Он пытается утихомирить девочку — «Замолчи, это по-хорошему, такая игра, это бывает, замолчи же», — но она не умолкает. В комнату врываются две старухи, он с позором убегает и на улице попадает под автомобиль — «мгновенный кинематограф терзаний». Конец повествователя страшен и неизбежен. Он загнанный, пойманный, расчлененный зверь. Напавшего на девочку волка настигла кара в виде проезжавшего мимо грузовика.
«Волшебник» вышел лишь после смерти Набокова. При жизни писатель не публиковал эту повесть, поскольку прекрасно понимал, что это не самостоятельное произведение, а скорее первичный материал (и я это сразу заметила). Повесть прямолинейнее и проще «Лолиты». Когда в 1986 году вышел английский перевод «Волшебника», литературовед Семен Карлинский написал, что удовольствие от чтения этого произведения «сравнимо с изучением опубликованных черновиков Бетховена: увидеть мутный и бесперспективный материал, из которого писателю и композитору впоследствии удалось сотворить блистательный шедевр»{59}.
Иными словами, эта повесть сыграла столь же важную роль в создании «Лолиты», как и история Салли Хорнер. Только одна была вымыслом, а вторая правдой. Но искусство непостоянно и беспощадно, как не раз замечал Набоков. «Волшебник» по-своему притягателен. И пусть он не обладает ни стилистической ловкостью «Лолиты», ни ее искусством сбить читателя с толку, превращая моральные устои в фарш. Зато в повести куда трезвее описана извращенная одержимость и ее трагические последствии.
На «Лолиту» оказали значительное влияние и еще два произведения. Имя первой возлюбленной Гумберта Гумберта, Аннабеллы Ли, — оммаж стихотворению Эдгара Аллана По «Аннабель Ли». А «Королевство у моря», рабочее название романа, — цитата из этого стихотворения. Воспоминания Гумберта об Аннабелле, умершей от тифа через четыре месяца после их неудавшегося соития на берегу, повторяют многие строки По (у Набокова: «Когда я был ребенком, и она ребенком была», у По: «И, любовью дыша, были оба детьми // В королевстве приморской земли»[4]).

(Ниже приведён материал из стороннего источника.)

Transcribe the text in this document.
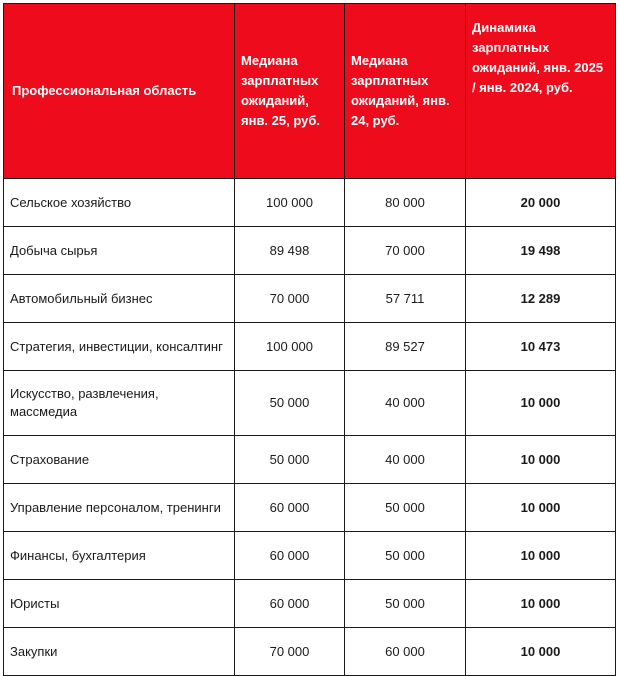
Профессиональная область	Медиана зарплатных ожиданий, янв. 25, руб.	Медиана зарплатных ожиданий, янв. 24, руб.	Динамика зарплатных ожиданий, янв. 2025 / янв. 2024, руб.
Сельское хозяйство	100 000	80 000	20 000
Добыча сырья	89 498	70 000	19 498
Автомобильный бизнес	70 000	57 711	12 289
Стратегия, инвестиции, консалтинг	100 000	89 527	10 473
Искусство, развлечения, массмедиа	50 000	40 000	10 000
Страхование	50 000	40 000	10 000
Управление персоналом, тренинги	60 000	50 000	10 000
Финансы, бухгалтерия	60 000	50 000	10 000
Юристы	60 000	50 000	10 000
Закупки	70 000	60 000	10 000
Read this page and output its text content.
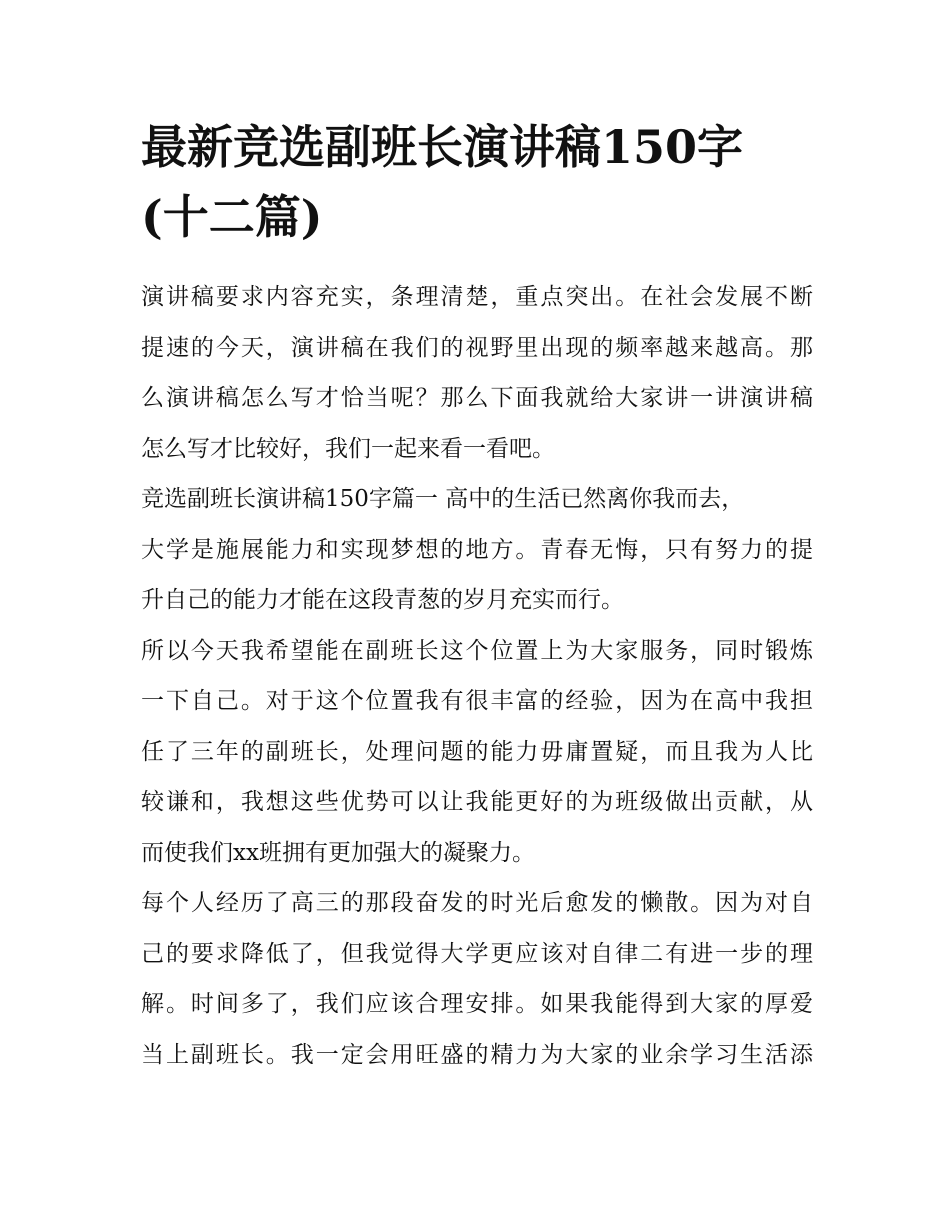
最新竞选副班长演讲稿150字
(十二篇)

演讲稿要求内容充实，条理清楚，重点突出。在社会发展不断
提速的今天，演讲稿在我们的视野里出现的频率越来越高。那
么演讲稿怎么写才恰当呢？那么下面我就给大家讲一讲演讲稿
怎么写才比较好，我们一起来看一看吧。

竞选副班长演讲稿150字篇一 高中的生活已然离你我而去，
大学是施展能力和实现梦想的地方。青春无悔，只有努力的提
升自己的能力才能在这段青葱的岁月充实而行。

所以今天我希望能在副班长这个位置上为大家服务，同时锻炼
一下自己。对于这个位置我有很丰富的经验，因为在高中我担
任了三年的副班长，处理问题的能力毋庸置疑，而且我为人比
较谦和，我想这些优势可以让我能更好的为班级做出贡献，从
而使我们xx班拥有更加强大的凝聚力。

每个人经历了高三的那段奋发的时光后愈发的懒散。因为对自
己的要求降低了，但我觉得大学更应该对自律二有进一步的理
解。时间多了，我们应该合理安排。如果我能得到大家的厚爱
当上副班长。我一定会用旺盛的精力为大家的业余学习生活添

«Лолита» многим обязана произведению, о котором Набоков ни разу не упоминает в романе, но которое отлично знал, поскольку в начале 1920‑х годов перевел эту книгу на русский язык: речь об «Алисе в Стране чудес» Льюиса Кэрролла. Набоков впоследствии рассказывал литературоведу Альфреду Аппелю{60}: «Кэрролл трогательно похож на Гумберта Гумберта, но какая-то старомодная щепетильность не позволила мне намекнуть в «Лолите» на его извращенные пристрастия и те двусмысленные фотографии, которые он снимал в темных комнатах. Ему это сошло с рук; многим в викторианскую эпоху сходила с рук педерастия и нимфолепсия. Его щуплые угрюмые нимфетки, замызганные, полураздетые, — или, скорее, полунагие, — словно разыгрывают какую-то отвратительную пыльную шараду».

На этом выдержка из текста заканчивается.